Altmeister“ des JCW (Philipp Eckelmann, Dr. Christoph Meister, Niki Becker, Achim Enders, Robertson Linsner und der Autor)

haben wir uns mit dem Thema intensiv beschäftigt und sachlich die Fragen erörtert, ob unser Verein da unterstützen kann oder möglicherweise überfordert wird und Schaden nimmt. Aber nach dem Abwägen aller Fragestellungen, der zu erwartenden Probleme, Zweifel und Hoffnungen haben sich die alten Kämpfer alle einmal tief in die Augen geschaut und einfach festgestellt: „Wir müssen helfen!“

Wir haben dann direkt Kontakt mit Kyryll aufgenommen und ihm unsere Unterstützung zugesichert. Am folgenden Tag gab es in Wiesbaden den „Markt der Hilfe“ für die Ukraine auf dem Schlossplatz in Wiesbaden, wo Robertson Linsner schon die Zusage des Oberbürgermeisters Gert Uwe Mende bekommen konnte, dass die Gruppe in Wiesbaden untergebracht werden würde. Kyryll wurde dann umgehend signalisiert, dass er nach Wiesbaden kommen solle.

Dann war es an einem frühen Samstagmorgen um 00.45 Uhr soweit: Nach einer 2.000 km langen Reise von Saporischschja am Dnjepr über fünf Staatsgrenzen hinweg innerhalb von zehn Tagen mit coronabedingten Verzögerungen in Wien kam ein alter gelber Schulbus, dessen Höchstgeschwindigkeit außen mit 70 km/h angegeben war, in der städtischen Erstaufnahme in Wiesbaden mit sichtlich erschöpften Insassen an. Schon kurz darauf wurde die Gruppe in der Jugendherberge übergangsweise untergebracht, um dann schließlich in Einrichtungen der Jugendhilfe von EVIM und des Johannesstifts eine vorläufige Bleibe zu finden.

Eine weitere Gruppe aus Saporischschja unter der Betreuung des Europameisters im Schwergewicht von 2014, Stanislaw Bondarenko, fand ebenfalls noch den Weg nach Wiesbaden, sodass insgesamt 35 junge Judoka, zwei Trainer und noch eine Reihe von Familienangehörigen hier für das Erste eine neue Heimat fanden. Die Aikido-Trainerin Marina Sandak des JCW hat dann monatelang ehrenamtlich Deutschunterricht mit den Geflüchteten gemacht, bis die Kinder in die institutionellen Strukturen übernommen werden konnten. Alle Kinder und Jugendlichen gehen inzwischen in die Schule, die Trainer haben Anstellungen bei

den Jugendhilfeeinrichtungen. Alle sprechen immer besser Deutsch.

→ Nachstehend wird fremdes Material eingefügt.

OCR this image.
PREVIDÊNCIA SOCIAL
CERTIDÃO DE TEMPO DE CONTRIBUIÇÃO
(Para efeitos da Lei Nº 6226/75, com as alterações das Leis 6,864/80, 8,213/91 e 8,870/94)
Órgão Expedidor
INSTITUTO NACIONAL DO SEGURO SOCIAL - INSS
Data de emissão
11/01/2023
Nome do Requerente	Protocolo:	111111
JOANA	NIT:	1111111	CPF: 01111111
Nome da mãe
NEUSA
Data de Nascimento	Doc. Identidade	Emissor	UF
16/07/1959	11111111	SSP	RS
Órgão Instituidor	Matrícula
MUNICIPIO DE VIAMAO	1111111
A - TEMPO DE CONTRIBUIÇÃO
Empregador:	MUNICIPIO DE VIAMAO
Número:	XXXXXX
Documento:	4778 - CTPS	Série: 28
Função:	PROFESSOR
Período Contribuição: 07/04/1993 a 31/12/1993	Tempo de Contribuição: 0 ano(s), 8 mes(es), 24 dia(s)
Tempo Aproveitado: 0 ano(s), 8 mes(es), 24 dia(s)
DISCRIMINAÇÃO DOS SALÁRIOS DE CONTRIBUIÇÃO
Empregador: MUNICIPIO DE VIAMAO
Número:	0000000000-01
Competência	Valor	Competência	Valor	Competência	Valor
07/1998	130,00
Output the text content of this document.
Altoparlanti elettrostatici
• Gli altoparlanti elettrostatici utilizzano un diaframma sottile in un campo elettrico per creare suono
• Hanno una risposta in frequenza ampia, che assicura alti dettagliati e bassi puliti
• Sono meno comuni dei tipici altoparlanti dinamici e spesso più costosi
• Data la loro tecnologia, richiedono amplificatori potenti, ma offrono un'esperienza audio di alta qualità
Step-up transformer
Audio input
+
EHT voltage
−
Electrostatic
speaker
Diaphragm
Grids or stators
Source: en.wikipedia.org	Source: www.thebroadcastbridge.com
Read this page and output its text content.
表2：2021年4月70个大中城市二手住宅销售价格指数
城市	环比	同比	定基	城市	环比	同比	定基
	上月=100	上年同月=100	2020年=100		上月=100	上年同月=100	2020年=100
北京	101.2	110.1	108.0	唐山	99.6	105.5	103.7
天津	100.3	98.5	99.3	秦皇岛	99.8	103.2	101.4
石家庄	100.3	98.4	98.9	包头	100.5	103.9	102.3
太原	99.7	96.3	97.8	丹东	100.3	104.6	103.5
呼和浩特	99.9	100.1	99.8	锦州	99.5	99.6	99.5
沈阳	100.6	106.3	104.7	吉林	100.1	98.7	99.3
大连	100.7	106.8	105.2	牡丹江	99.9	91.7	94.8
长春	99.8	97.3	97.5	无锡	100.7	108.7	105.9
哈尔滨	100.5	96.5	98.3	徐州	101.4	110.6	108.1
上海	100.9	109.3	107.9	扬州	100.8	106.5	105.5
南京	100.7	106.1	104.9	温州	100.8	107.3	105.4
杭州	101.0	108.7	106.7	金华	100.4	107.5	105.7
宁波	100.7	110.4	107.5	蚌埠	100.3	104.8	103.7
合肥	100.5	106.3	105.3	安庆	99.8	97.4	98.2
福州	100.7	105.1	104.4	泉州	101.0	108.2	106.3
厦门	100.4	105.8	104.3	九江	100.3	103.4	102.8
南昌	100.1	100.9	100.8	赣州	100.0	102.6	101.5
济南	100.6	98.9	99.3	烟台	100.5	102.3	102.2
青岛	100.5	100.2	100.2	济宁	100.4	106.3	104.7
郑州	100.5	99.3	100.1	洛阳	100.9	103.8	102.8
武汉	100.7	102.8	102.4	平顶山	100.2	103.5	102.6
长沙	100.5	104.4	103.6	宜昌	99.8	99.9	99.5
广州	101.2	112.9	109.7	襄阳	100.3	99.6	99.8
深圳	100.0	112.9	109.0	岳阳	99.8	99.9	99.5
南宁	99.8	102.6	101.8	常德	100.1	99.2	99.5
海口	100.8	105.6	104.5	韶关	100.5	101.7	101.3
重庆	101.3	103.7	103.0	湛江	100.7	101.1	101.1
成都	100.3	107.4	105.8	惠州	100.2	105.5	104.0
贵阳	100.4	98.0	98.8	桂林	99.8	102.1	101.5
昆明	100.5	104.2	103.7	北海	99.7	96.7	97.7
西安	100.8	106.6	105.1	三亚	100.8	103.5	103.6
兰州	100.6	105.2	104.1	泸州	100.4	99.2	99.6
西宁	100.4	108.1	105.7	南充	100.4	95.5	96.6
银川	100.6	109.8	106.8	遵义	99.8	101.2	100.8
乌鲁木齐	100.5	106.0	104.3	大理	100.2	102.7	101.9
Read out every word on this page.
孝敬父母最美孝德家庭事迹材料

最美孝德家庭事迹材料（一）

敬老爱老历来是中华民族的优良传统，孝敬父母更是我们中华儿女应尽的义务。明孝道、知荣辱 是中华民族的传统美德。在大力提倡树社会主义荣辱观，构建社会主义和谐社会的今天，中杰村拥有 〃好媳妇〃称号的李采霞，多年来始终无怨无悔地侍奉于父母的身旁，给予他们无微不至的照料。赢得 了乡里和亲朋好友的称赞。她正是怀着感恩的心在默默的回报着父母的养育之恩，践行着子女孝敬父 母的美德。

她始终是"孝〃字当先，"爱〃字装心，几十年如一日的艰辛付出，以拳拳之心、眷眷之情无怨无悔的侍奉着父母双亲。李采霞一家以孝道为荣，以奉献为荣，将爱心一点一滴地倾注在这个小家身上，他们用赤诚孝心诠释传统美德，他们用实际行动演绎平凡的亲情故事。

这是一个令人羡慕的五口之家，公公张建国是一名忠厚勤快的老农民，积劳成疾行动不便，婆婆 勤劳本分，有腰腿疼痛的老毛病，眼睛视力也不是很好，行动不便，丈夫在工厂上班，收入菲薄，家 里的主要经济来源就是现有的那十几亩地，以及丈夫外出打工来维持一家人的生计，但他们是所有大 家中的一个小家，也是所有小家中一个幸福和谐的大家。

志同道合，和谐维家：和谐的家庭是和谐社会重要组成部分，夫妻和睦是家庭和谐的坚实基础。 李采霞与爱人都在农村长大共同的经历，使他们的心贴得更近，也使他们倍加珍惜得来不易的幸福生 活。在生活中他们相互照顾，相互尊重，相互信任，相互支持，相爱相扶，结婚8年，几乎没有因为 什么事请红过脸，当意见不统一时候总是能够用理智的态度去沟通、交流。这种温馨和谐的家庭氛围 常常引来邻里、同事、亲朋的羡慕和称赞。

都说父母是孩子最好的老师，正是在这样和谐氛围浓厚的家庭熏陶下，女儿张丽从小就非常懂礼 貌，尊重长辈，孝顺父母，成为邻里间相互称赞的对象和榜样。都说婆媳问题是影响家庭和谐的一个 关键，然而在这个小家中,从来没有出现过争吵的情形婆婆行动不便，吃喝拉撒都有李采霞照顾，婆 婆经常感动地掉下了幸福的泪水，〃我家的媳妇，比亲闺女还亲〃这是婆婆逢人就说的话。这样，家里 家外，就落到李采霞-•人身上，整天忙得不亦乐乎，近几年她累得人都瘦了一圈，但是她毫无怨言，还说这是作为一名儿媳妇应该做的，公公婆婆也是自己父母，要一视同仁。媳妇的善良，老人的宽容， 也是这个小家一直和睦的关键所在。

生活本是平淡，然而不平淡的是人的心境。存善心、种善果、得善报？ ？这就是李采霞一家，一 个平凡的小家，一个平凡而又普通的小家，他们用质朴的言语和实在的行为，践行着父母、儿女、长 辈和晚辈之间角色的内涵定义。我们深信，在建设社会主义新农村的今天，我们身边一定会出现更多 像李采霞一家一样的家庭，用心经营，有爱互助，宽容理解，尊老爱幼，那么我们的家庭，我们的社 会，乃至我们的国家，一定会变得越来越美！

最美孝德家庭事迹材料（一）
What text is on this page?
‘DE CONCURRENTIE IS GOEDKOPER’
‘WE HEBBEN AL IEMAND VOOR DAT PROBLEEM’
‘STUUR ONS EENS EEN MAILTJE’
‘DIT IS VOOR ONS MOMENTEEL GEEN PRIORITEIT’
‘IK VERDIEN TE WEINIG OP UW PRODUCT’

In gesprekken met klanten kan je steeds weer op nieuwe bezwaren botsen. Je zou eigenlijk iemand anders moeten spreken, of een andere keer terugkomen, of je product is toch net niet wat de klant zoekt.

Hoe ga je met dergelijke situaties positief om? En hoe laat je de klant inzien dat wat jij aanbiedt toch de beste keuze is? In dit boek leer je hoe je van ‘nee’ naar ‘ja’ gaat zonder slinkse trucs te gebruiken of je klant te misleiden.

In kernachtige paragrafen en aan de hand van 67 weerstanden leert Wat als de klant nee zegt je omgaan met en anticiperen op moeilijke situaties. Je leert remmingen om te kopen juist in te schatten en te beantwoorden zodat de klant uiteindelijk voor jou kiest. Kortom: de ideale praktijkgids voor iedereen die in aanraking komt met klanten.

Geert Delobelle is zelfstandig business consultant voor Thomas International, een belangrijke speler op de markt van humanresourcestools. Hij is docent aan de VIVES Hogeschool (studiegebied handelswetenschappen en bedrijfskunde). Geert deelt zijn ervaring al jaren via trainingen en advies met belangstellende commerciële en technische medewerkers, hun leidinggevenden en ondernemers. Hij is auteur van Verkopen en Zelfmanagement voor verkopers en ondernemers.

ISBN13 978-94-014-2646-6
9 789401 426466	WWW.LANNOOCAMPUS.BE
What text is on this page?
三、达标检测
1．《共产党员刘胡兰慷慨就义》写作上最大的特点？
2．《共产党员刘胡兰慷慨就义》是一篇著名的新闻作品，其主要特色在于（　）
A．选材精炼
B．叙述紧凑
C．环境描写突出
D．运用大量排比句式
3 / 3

Die Internationale Judo Federation, IJF, ermittelt durch öffentliche Abstimmung jedes Jahr den besten Judoka, männlich und weiblich, sowie weitere Preiskategorien. 

2022 ging hier nach großem Engagement von Kyryll Vertinski erstmals ein Preis nach Deutschland: Gewonnen in der Kategorie

„Judo for Peace“ hatte der Judo Club Wiesbaden 1922 e.V. Abschließend bleibt festzustellen, dass die Hilfsbereitschaft in konkretem Fall in einem hohen Maße vorhanden, sowie die Unterstützung der städtischen Behörden angefangen vom Oberbürgermeister über das Sozial-/Jugendamt und die Ausländerbehörde schnell, unbürokratisch und sehr menschlich erfolgt ist. Die Loyalität und Kameradschaft in der Judo-Gemeinschaft ist vorbildlich und kann Berge versetzen.